Friday, April 5, 2013

Colonial Williamsburg 2013, Day 1

We are blessed to be back in Colonial Williamsburg again this April, although it appears that spring is as late coming to this part of the country as it is at home.  Our first day started wet after rain came through last night, so we decided to shop for antiques around town until our first Historic District activity in the afternoon.  The Vintage Rabbit and The Velvet Shoestring were both home furnishing consignment stores that displayed their wares attractively, but didn't convince us to purchase anything.  By noon the sky was clear, the temperature was warming, and our appetites were ready for the buffet at Nawab Cuisine.  The staff at Nawab did not disappoint us, confirming its status as the best Indian food on the East Coast (or at least Williamsburg).

After lunch we had time to visit a small antique store on our way back to the Historic District where we wandered through an exhibit of "Painters and Paintings in the Early American South" while waiting for a music program to begin.  The music program was 30 minutes of listening to a quartet on the harpsichord, viola de gamba, violin, and German flute playing short selections from a variety of 18th century composers, famous and not-so-famous.  The venue was a stark classroom in the DeWitt Wallace Museum, but the music was as inspiring as the venue wasn't, and still left us time for more antique shopping at the Williamsburg Antique Mall.

This was our view of the Capitol as we approached for the Capitol Concert this evening which consisted of an a cappella quartet singing madrigals from the 16th and 17th centuries.  The artists, Michael Monaco, Jane Hanson, Jennifer Edenborn, and Herb Watson, are all familiar to us, but in the past we've only heard Jane Hanson's singing as the others are usually busy with their instruments.
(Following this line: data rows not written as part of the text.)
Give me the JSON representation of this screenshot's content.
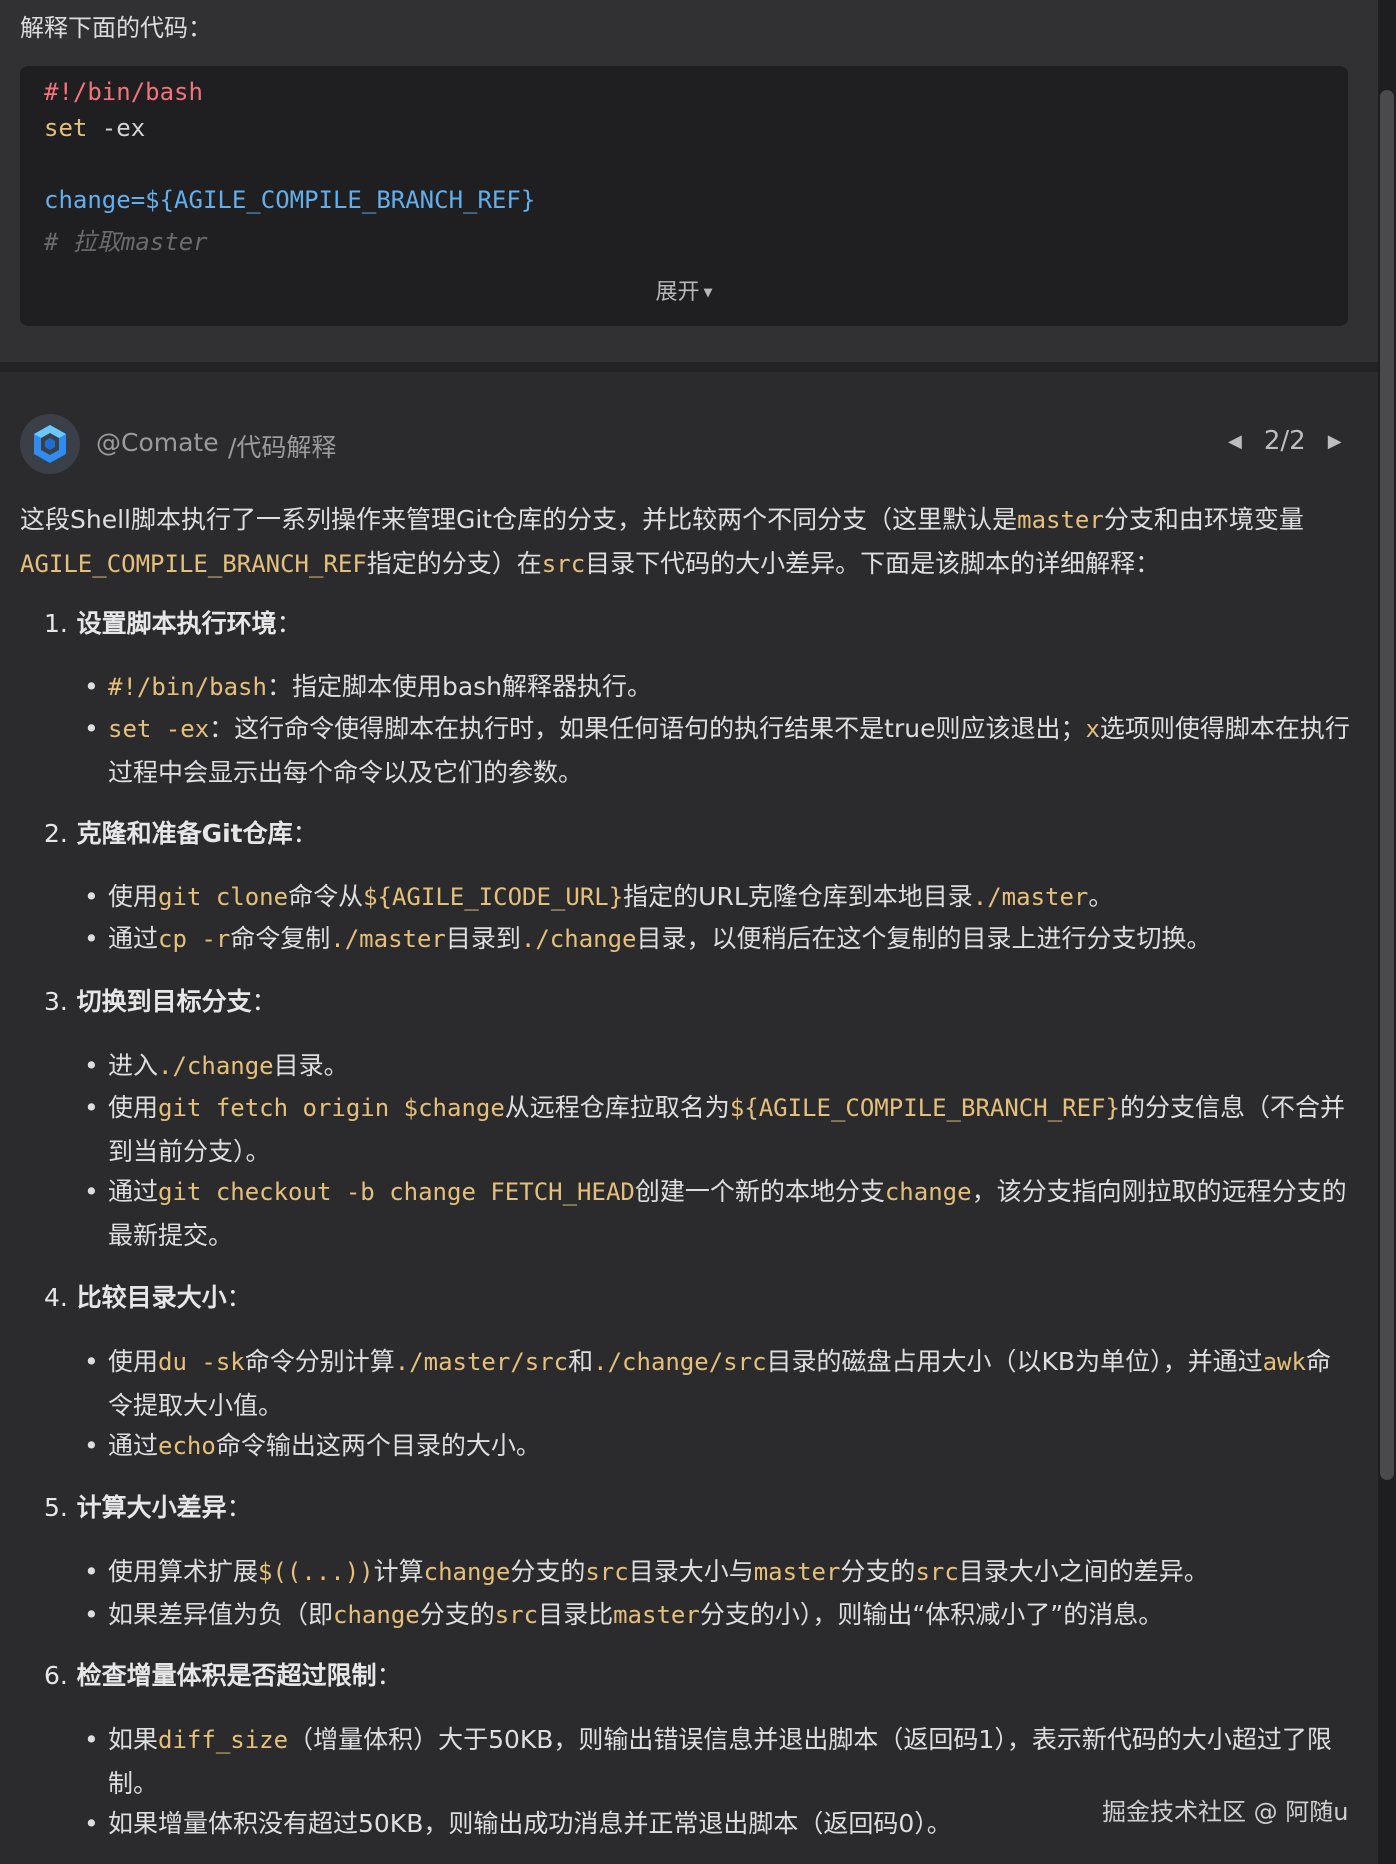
{
  "user": {
    "prompt": "解释下面的代码：",
    "code": {
      "shebang": "#!/bin/bash",
      "set_kw": "set",
      "set_arg": " -ex",
      "change_line": "change=${AGILE_COMPILE_BRANCH_REF}",
      "comment": "# 拉取master",
      "expand_label": "展开",
      "expand_icon": "▼"
    }
  },
  "assistant": {
    "name": "@Comate",
    "command": "/代码解释",
    "page": "2/2",
    "prev_icon": "◀",
    "next_icon": "▶"
  },
  "intro": {
    "p1": "这段Shell脚本执行了一系列操作来管理Git仓库的分支，并比较两个不同分支（这里默认是",
    "c1": "master",
    "p2": "分支和由环境变量",
    "c2": "AGILE_COMPILE_BRANCH_REF",
    "p3": "指定的分支）在",
    "c3": "src",
    "p4": "目录下代码的大小差异。下面是该脚本的详细解释："
  },
  "sections": {
    "s1": {
      "num": "1.",
      "title": "设置脚本执行环境",
      "colon": "：",
      "b1": {
        "c1": "#!/bin/bash",
        "t1": "：指定脚本使用bash解释器执行。"
      },
      "b2": {
        "c1": "set -ex",
        "t1": "：这行命令使得脚本在执行时，如果任何语句的执行结果不是true则应该退出；",
        "c2": "x",
        "t2": "选项则使得脚本在执行过程中会显示出每个命令以及它们的参数。"
      }
    },
    "s2": {
      "num": "2.",
      "title": "克隆和准备Git仓库",
      "colon": "：",
      "b1": {
        "t1": "使用",
        "c1": "git clone",
        "t2": "命令从",
        "c2": "${AGILE_ICODE_URL}",
        "t3": "指定的URL克隆仓库到本地目录",
        "c3": "./master",
        "t4": "。"
      },
      "b2": {
        "t1": "通过",
        "c1": "cp -r",
        "t2": "命令复制",
        "c2": "./master",
        "t3": "目录到",
        "c3": "./change",
        "t4": "目录，以便稍后在这个复制的目录上进行分支切换。"
      }
    },
    "s3": {
      "num": "3.",
      "title": "切换到目标分支",
      "colon": "：",
      "b1": {
        "t1": "进入",
        "c1": "./change",
        "t2": "目录。"
      },
      "b2": {
        "t1": "使用",
        "c1": "git fetch origin $change",
        "t2": "从远程仓库拉取名为",
        "c2": "${AGILE_COMPILE_BRANCH_REF}",
        "t3": "的分支信息（不合并到当前分支）。"
      },
      "b3": {
        "t1": "通过",
        "c1": "git checkout -b change FETCH_HEAD",
        "t2": "创建一个新的本地分支",
        "c2": "change",
        "t3": "，该分支指向刚拉取的远程分支的最新提交。"
      }
    },
    "s4": {
      "num": "4.",
      "title": "比较目录大小",
      "colon": "：",
      "b1": {
        "t1": "使用",
        "c1": "du -sk",
        "t2": "命令分别计算",
        "c2": "./master/src",
        "t3": "和",
        "c3": "./change/src",
        "t4": "目录的磁盘占用大小（以KB为单位），并通过",
        "c4": "awk",
        "t5": "命令提取大小值。"
      },
      "b2": {
        "t1": "通过",
        "c1": "echo",
        "t2": "命令输出这两个目录的大小。"
      }
    },
    "s5": {
      "num": "5.",
      "title": "计算大小差异",
      "colon": "：",
      "b1": {
        "t1": "使用算术扩展",
        "c1": "$((...))",
        "t2": "计算",
        "c2": "change",
        "t3": "分支的",
        "c3": "src",
        "t4": "目录大小与",
        "c4": "master",
        "t5": "分支的",
        "c5": "src",
        "t6": "目录大小之间的差异。"
      },
      "b2": {
        "t1": "如果差异值为负（即",
        "c1": "change",
        "t2": "分支的",
        "c2": "src",
        "t3": "目录比",
        "c3": "master",
        "t4": "分支的小），则输出“体积减小了”的消息。"
      }
    },
    "s6": {
      "num": "6.",
      "title": "检查增量体积是否超过限制",
      "colon": "：",
      "b1": {
        "t1": "如果",
        "c1": "diff_size",
        "t2": "（增量体积）大于50KB，则输出错误信息并退出脚本（返回码1），表示新代码的大小超过了限制。"
      },
      "b2": {
        "t1": "如果增量体积没有超过50KB，则输出成功消息并正常退出脚本（返回码0）。"
      }
    }
  },
  "watermark": "掘金技术社区 @ 阿随u",
  "colors": {
    "background": "#2b2b2d",
    "code_block": "#1f1f21",
    "inline_code": "#e5c07b",
    "shebang": "#f4727a",
    "variable": "#61afef",
    "comment": "#6b6b6b"
  },
  "icons": {
    "avatar": "comate-logo-icon",
    "expand": "caret-down-icon",
    "prev": "caret-left-icon",
    "next": "caret-right-icon"
  }
}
Sharp eyes and good memories will notice that the trim and cupola on the building have been painted a different color since our last visit.

This was my view of the singer's "music stand" for the concert.  Herb Watson was close enough I could have reached out and touched him -- we were definitely in the spit zone!  The House of Burgesses hall in candlelight makes a wonderful atmosphere for live colonial music, and the musicians tonight performed well enough to bring honor to the venue.